Rwanda National Police (RNP), yesterday, held separate meetings with owners and managers of hospitality facilities and private security service providers operating in Musanze and Rubavu districts, and urged them to take “precaution” and ensure “maximum security” of their premises.
The meeting, which started in Kigali mid last month, will continue in all districts across the country. It is aimed at strengthening security measures especially in facilities that receive many people on daily basis.
While addressing the two groups in the service industry including owners of hotels, restaurants, lodges and Guest Houses, Assistant Commissioner of Police (ACP), Jean Nepo Mbonyumuvunyi, the Commissioner for Private Security Service Providers in RNP, said that security should equally be at the core of their services.
He urged them to install scanners, CTV cameras and fire extinguishers and alarms to facilitate in monitoring of their facilities and help security organs in case of inquiries on certain incidents.
ACP Mbonyuvunyi also advised them to employ trained and professional private security service providers.
It is said that some owners of hospitality facilities employ their relatives or friends as security personnel without any training, which is seen as a loophole in security matters of the facility.
“This is a very big challenge to the hospitality industry, we strongly urge you to only employ skilled security personnel, who know what to do and able to use various security gadgets,” ACP Mbonyumuvunyi said.

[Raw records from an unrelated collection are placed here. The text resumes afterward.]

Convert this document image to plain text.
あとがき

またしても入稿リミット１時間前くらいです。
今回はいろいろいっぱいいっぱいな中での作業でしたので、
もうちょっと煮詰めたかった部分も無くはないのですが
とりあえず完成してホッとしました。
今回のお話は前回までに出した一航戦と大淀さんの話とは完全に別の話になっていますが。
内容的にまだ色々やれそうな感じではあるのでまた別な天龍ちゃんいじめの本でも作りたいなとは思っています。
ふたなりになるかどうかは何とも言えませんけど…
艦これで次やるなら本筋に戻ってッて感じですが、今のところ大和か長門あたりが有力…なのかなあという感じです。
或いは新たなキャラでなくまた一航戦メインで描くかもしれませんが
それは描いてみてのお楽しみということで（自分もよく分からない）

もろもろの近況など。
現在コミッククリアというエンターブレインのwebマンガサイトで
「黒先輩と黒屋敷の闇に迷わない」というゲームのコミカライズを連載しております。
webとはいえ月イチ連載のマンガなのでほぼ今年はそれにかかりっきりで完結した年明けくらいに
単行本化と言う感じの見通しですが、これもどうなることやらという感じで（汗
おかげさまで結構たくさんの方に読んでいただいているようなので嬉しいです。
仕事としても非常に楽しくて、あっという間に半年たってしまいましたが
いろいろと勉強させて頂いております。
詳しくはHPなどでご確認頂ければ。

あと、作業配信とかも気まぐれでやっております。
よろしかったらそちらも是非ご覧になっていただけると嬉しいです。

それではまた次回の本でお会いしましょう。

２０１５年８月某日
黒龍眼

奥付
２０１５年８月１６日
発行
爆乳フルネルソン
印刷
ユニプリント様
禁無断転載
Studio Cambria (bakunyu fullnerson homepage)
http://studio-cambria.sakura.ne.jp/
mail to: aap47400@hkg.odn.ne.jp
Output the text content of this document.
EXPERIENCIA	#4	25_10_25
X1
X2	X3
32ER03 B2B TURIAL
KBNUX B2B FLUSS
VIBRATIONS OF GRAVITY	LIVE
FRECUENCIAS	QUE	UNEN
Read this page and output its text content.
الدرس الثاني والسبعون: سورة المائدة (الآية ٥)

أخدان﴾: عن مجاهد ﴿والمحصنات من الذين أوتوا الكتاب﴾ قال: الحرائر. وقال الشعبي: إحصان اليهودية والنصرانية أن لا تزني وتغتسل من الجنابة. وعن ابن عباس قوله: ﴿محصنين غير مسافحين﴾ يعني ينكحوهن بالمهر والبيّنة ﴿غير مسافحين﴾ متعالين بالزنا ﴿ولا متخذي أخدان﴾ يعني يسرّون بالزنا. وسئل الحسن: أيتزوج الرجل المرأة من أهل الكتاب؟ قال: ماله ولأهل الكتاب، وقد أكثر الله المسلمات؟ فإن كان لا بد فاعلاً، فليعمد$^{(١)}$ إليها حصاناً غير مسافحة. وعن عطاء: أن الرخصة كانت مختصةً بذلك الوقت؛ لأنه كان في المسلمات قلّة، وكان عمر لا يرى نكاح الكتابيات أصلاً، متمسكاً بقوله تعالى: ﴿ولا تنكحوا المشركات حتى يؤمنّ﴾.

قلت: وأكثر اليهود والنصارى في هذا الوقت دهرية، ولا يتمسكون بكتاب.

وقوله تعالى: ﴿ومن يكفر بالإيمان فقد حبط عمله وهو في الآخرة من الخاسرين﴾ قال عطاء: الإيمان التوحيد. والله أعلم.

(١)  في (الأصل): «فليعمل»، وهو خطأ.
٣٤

ACP Eric Mutsinzi, the Northern Region Police Commander, while speaking in Musanze, hinted on the issue serving alcoholic beverages to minors, allowing them in night clubs as well as using their facilities to lure young girls into sexual acts.
“We have cases where minors are served alcoholic drinks and owners of these and mangers or bars, hotels or restaurants and even betting spots, feel not bothered; this is a crime punishable by law,” ACP Mutsinzi warned.
Article 219 of the penal code stipulates that “any person who offers or sells alcoholic beverages or tobacco to a child or involves him/her in the sale of such products shall be liable to a term of imprisonment of at least three months but less than six months and a fine of Rwf300, 000 to Rwf1 million or one of these penalties.”
The meeting also deliberated on ways to prevent noise pollution.
In Musanze, the vice mayor in-charge of Economic Development, Augustin Ndaberewe, recognized the role of the hospitality industry in national development, but added that all these thrives on maximum safety and security, which attracts more clients thus generating higher revenue.
Ndaberewe called for strengthened partnership between those in the service industry and security organs on anything unlawful happening in their facilities or areas.